For Mr. Sharratt, Dubai and Abu Dhabi, along with the other five less high-profile emirates, are a product of the international community, and its criticism is hypocritical.

«In one way, everybody has helped to shape Dubai,» he said. «Our own achievements in relation to sustainability don’t always quite match the rhetoric.»

That resonates with the long-standing complaint of oil-producing countries, as well as their defenders, that consumer nations have for generations burned huge amounts of fossil fuel and belatedly developed a conscience.

«When Europe set its target of 20 percent renewable energy, it was already around 10 percent at the time,» said Helene Pelosse, director general of the International Renewable Energy Agency, set up in 2009 and with headquarters in Abu Dhabi.

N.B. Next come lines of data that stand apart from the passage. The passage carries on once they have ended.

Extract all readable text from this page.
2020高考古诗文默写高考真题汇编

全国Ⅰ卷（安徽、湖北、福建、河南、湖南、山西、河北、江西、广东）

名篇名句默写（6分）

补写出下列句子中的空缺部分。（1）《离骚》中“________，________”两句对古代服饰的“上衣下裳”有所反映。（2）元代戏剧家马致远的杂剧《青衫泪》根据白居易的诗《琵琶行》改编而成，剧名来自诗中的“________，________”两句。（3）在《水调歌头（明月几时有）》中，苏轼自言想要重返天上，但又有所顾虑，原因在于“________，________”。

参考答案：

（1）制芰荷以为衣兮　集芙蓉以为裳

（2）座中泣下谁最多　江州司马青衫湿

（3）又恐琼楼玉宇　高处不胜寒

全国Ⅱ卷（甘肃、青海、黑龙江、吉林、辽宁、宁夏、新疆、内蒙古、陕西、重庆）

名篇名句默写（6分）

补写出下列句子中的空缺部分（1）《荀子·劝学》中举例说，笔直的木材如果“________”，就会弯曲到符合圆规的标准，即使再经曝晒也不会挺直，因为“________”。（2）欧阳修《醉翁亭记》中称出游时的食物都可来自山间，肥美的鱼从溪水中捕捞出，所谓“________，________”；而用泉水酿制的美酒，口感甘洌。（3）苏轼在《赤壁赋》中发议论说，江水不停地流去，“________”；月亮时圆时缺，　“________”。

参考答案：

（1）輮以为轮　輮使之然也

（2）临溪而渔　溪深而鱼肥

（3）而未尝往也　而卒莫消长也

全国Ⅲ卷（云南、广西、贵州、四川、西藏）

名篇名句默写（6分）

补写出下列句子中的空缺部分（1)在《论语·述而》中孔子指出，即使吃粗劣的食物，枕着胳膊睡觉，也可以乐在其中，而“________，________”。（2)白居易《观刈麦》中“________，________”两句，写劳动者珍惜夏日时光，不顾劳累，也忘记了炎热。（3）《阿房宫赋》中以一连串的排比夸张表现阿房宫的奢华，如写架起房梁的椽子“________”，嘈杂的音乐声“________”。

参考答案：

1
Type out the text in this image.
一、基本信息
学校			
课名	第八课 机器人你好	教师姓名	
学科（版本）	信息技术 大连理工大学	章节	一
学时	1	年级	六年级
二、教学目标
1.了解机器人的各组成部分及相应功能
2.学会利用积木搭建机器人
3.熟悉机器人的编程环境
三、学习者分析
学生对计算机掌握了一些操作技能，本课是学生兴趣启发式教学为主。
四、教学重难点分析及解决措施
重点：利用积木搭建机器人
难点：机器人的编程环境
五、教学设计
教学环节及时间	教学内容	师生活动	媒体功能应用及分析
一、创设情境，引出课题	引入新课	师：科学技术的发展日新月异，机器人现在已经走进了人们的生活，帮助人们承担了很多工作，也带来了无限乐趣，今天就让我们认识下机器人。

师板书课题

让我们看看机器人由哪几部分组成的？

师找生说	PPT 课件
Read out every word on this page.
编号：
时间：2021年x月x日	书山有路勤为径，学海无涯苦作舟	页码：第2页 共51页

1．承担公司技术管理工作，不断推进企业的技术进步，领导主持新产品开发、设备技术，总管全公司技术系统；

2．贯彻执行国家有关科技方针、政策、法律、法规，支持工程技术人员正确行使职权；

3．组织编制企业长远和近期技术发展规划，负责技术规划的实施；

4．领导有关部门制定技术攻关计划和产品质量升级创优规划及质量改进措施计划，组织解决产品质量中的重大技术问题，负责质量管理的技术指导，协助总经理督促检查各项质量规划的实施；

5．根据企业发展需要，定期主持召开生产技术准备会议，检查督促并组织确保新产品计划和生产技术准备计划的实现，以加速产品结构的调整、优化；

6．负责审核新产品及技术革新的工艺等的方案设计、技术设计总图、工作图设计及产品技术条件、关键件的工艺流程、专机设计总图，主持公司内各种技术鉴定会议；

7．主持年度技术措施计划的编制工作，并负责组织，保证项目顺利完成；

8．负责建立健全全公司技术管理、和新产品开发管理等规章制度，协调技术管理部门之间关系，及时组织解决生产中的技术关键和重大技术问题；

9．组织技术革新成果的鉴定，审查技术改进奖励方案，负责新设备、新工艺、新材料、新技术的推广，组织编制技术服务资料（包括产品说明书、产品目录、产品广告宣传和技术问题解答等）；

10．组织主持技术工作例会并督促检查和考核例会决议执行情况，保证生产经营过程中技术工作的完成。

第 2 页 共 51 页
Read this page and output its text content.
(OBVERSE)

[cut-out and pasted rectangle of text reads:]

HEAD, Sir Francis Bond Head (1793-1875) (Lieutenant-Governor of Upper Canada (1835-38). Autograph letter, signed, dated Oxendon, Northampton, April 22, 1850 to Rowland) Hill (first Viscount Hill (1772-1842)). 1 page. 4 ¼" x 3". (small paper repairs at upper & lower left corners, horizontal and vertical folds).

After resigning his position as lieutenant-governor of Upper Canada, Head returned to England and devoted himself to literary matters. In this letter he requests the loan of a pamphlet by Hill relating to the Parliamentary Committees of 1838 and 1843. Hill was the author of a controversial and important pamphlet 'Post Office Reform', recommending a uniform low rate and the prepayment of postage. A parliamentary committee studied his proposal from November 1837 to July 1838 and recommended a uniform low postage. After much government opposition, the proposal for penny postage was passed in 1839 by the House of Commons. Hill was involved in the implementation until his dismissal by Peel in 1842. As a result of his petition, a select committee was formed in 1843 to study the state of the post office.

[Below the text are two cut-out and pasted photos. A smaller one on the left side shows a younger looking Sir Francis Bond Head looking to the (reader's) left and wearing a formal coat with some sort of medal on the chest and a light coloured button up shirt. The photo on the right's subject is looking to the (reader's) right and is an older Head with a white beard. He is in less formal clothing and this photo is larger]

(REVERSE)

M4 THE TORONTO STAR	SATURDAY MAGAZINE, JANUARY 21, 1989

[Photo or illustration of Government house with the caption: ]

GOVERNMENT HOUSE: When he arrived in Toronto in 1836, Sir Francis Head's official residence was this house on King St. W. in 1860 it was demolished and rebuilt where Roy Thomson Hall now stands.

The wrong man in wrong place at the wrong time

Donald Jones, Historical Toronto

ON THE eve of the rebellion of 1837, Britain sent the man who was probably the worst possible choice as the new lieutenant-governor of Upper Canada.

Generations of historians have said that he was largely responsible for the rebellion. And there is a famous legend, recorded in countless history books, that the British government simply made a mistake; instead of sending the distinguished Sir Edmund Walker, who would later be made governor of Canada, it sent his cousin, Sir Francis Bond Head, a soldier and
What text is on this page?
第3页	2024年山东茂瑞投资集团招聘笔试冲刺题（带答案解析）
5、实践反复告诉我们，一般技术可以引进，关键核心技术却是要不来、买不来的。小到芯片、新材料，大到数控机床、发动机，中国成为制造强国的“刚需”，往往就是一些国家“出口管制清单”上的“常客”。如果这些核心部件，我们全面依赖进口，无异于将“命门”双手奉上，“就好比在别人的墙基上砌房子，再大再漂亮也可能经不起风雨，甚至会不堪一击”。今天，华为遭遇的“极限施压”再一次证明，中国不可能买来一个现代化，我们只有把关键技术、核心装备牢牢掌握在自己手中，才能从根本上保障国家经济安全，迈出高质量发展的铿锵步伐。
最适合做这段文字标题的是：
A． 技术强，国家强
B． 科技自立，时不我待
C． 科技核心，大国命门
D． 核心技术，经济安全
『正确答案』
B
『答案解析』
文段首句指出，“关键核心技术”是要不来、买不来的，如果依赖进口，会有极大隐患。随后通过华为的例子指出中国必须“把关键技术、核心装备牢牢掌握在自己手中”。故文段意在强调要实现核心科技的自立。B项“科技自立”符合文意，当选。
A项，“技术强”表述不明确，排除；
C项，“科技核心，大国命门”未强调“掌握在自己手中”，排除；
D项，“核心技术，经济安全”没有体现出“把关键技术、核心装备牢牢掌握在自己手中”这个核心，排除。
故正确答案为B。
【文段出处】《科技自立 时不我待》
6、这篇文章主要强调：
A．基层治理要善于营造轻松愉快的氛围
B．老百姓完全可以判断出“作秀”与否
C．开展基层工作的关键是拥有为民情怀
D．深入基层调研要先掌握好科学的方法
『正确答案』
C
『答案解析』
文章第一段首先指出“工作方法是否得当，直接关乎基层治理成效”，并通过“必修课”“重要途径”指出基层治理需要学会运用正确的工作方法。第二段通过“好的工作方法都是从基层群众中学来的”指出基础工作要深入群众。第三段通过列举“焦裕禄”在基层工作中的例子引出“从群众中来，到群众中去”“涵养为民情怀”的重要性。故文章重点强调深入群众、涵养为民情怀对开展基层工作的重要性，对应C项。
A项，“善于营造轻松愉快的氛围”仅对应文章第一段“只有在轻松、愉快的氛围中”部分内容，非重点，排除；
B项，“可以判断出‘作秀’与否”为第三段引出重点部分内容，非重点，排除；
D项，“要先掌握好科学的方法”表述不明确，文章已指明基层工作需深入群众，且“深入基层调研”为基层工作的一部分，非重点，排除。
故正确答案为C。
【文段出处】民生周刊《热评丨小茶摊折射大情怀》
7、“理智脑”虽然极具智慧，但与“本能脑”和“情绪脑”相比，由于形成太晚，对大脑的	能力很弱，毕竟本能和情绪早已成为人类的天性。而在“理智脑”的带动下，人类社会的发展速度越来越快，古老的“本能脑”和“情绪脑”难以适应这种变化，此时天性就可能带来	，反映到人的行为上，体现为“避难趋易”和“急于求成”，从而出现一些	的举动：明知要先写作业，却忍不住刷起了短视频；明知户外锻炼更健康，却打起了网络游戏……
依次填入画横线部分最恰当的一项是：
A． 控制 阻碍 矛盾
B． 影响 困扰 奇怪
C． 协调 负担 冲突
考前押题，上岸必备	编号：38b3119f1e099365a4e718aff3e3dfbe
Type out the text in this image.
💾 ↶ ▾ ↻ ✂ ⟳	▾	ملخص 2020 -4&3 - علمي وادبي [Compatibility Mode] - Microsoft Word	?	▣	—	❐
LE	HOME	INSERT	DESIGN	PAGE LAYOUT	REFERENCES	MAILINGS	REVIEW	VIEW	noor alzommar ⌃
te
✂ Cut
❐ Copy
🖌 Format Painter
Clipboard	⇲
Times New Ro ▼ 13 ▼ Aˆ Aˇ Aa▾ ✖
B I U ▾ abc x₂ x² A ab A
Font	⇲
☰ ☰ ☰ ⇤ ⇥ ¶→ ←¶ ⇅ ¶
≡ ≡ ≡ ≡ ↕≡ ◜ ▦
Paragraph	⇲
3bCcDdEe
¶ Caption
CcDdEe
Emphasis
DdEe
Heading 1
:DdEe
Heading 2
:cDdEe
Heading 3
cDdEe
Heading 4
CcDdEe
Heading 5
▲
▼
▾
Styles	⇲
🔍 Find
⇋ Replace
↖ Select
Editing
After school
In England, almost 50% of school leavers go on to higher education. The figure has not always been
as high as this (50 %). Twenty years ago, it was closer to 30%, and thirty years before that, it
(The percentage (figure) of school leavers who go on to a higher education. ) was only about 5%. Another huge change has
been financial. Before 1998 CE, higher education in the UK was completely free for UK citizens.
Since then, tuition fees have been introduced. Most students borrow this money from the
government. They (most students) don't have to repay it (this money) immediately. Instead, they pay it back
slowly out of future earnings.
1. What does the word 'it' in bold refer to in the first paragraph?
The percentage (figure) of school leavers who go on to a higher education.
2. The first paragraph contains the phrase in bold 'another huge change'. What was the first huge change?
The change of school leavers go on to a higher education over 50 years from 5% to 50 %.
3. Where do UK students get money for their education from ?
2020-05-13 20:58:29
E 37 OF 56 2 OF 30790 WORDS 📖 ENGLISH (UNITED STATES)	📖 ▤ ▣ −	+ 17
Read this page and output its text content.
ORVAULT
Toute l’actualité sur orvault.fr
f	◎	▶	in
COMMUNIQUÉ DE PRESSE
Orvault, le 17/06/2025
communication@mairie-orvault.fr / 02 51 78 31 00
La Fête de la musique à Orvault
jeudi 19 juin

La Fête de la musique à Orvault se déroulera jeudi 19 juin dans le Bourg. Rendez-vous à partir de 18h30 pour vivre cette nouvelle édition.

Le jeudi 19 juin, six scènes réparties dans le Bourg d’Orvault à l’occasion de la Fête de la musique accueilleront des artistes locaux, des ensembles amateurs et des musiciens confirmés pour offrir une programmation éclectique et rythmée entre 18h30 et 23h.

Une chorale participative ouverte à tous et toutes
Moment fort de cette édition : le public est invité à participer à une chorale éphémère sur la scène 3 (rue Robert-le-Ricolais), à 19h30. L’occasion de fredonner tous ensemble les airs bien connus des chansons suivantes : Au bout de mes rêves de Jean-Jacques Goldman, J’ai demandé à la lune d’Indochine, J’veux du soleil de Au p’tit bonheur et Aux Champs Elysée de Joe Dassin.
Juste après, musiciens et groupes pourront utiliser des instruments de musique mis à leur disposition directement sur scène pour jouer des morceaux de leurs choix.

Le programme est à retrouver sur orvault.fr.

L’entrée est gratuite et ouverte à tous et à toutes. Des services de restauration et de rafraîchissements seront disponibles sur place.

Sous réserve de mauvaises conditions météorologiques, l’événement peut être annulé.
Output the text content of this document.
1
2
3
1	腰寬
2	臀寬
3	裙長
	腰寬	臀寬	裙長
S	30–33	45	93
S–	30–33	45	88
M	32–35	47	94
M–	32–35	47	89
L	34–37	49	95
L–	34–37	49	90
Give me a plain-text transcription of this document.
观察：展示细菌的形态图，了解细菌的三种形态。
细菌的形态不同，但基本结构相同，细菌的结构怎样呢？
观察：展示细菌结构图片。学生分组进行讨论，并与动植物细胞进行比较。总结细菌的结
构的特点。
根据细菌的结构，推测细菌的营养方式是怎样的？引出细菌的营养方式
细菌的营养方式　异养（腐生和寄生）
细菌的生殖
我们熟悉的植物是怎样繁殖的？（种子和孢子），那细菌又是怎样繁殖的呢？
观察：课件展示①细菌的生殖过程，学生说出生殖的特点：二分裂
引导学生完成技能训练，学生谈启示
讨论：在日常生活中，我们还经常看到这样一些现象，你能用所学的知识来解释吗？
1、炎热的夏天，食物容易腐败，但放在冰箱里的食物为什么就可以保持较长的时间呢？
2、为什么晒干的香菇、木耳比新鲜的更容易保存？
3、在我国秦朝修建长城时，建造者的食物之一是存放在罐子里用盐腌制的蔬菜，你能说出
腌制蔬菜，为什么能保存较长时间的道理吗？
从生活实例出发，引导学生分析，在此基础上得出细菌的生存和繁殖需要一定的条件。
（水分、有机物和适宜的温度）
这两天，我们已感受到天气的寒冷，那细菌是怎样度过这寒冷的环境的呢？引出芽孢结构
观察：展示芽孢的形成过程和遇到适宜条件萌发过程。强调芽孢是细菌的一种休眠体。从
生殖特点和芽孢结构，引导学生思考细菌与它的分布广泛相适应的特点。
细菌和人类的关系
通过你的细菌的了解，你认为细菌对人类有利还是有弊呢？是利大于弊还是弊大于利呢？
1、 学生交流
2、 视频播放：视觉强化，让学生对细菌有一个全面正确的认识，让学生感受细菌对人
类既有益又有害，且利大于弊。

«The effort of the Gulf countries is a very good sign.»

In moving toward cleaner motor fuel, the U.A.E. is slightly behind the United States and very far off best practice in Europe, notably in Norway- heralded as the world’s most environmentally virtuous oil producer.

The International Fuel Quality Center ranks the world’s countries for the sulfur content of their vehicles and the U.A.E. comes in at number 46, two behind the United States at number 44.

Abu Dhabi has set a target to reduce the sulphur content of the fuel it uses to 10 parts per million. That would rank it with Europe. The timescale, however, is vague and depends on a refinery upgrade project being completed.

Meanwhile, Abu Dhabi is salving its conscience with a series of high-profile green events.

In November, it will host World Green Tourism Abu Dhabi, which describes itself as «the first dedicated eco-tourism event in the region.»

In January, the third World Future Energy Summit, billed as «the world’s foremost and must-attend annual meeting for the renewable energy and environment industry,» will follow.

The 2010 edition brought 24,792 attendees from 148 countries at the cost of many thousands of air miles.

Those arriving for this year’s event will be offered a scheme to offset emissions, although conference organizers said details had yet to be finalized.